The parser adds a <tbody> tag to all tables read in. That means that the editor
has no choice about adding tbody tags to a user's existing html file, since we
have no way of telling a tbody which was part of the original file from one
which the parser added. We have other bugs saying that the editor should not
add tbody (see bug 7648).
I talked to Rick about this a month or two ago, and he said there was no reason
we really needed the tbody tag, and that he might be open to taking that out.
I'd like to see it removed -- keep the tbody if it's there, but don't add one.
Forwarding to ChrisK, to make sure his code won't die horribly if we leave out
he tbody. Chris -- send this back with your answer.

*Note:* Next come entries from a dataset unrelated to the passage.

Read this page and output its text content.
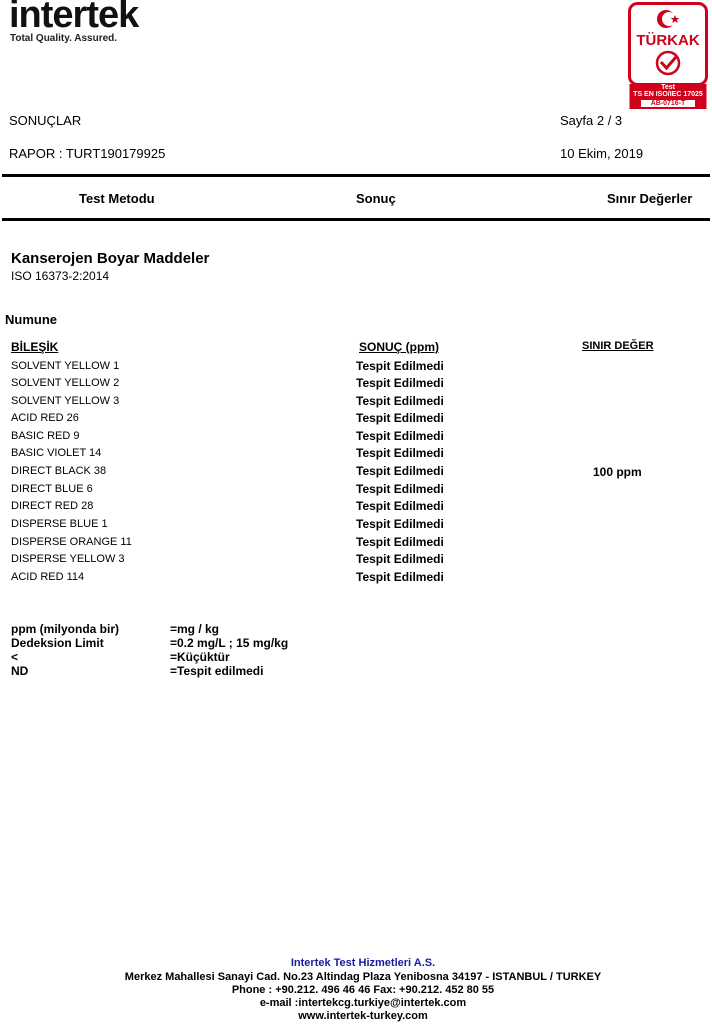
intertek
Total Quality. Assured.	TÜRKAK
Test
TS EN ISO/IEC 17025
AB-0716-T
SONUÇLAR	Sayfa 2 / 3
RAPOR : TURT190179925	10 Ekim, 2019
Test Metodu	Sonuç	Sınır Değerler
Kanserojen Boyar Maddeler
ISO 16373-2:2014
Numune
BİLEŞİK	SONUÇ (ppm)	SINIR DEĞER
SOLVENT YELLOW 1	Tespit Edilmedi
SOLVENT YELLOW 2	Tespit Edilmedi
SOLVENT YELLOW 3	Tespit Edilmedi
ACID RED 26	Tespit Edilmedi
BASIC RED 9	Tespit Edilmedi
BASIC VIOLET 14	Tespit Edilmedi
DIRECT BLACK 38	Tespit Edilmedi
DIRECT BLUE 6	Tespit Edilmedi
DIRECT RED 28	Tespit Edilmedi
DISPERSE BLUE 1	Tespit Edilmedi
DISPERSE ORANGE 11	Tespit Edilmedi
DISPERSE YELLOW 3	Tespit Edilmedi
ACID RED 114	Tespit Edilmedi
100 ppm
ppm (milyonda bir)	=mg / kg
Dedeksion Limit	=0.2 mg/L ; 15 mg/kg
<	=Küçüktür
ND	=Tespit edilmedi
Intertek Test Hizmetleri A.S.
Merkez Mahallesi Sanayi Cad. No.23 Altindag Plaza Yenibosna 34197 - ISTANBUL / TURKEY
Phone : +90.212. 496 46 46 Fax: +90.212. 452 80 55
e-mail :intertekcg.turkiye@intertek.com
www.intertek-turkey.com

In theory this will work, but it will force the CSS2 table frame construction
code to add the tbody frame if it is missing. This code is fairly untested and
there are known bugs that have been delayed (since it is CSS2). I hope that we
are not planning to do this for beta1. However, if we are, then the
table regression tests would probably tell us if there are problems. Rick, I'm
giving the bug back to you.
No, it's too late for beta1, since the change might have side effects. But it
would be great if we could get it in well before beta2 and get that frame
construction code tested.
Summary of a discussion between myself and RickG: we decided that the best thing
to do was not to add the tbody except in the case where a doctype of HTML 4.0 is
explicitly specified, indicating that we should be very precise about making
sure the document is correct according to the 4.0 standard. In the case where
no doctype is specified, we should not insert the tbody. This assumes that the
backend can live without the tbody node.
Chris Karnaze says that table layout needs tbody *frames*, but does not need a
tbody node in the content tree. In fact, there's code there now to generate
tbody frames in the case that there's no tbody content node, but due to bug
2497, sometimes too many tbody frames (one for each row) are generated. So this
bug (suppressing the creation of the tbody node) should not be implemented until
after 2479 is fixed, and I've set up a dependancy accordingly.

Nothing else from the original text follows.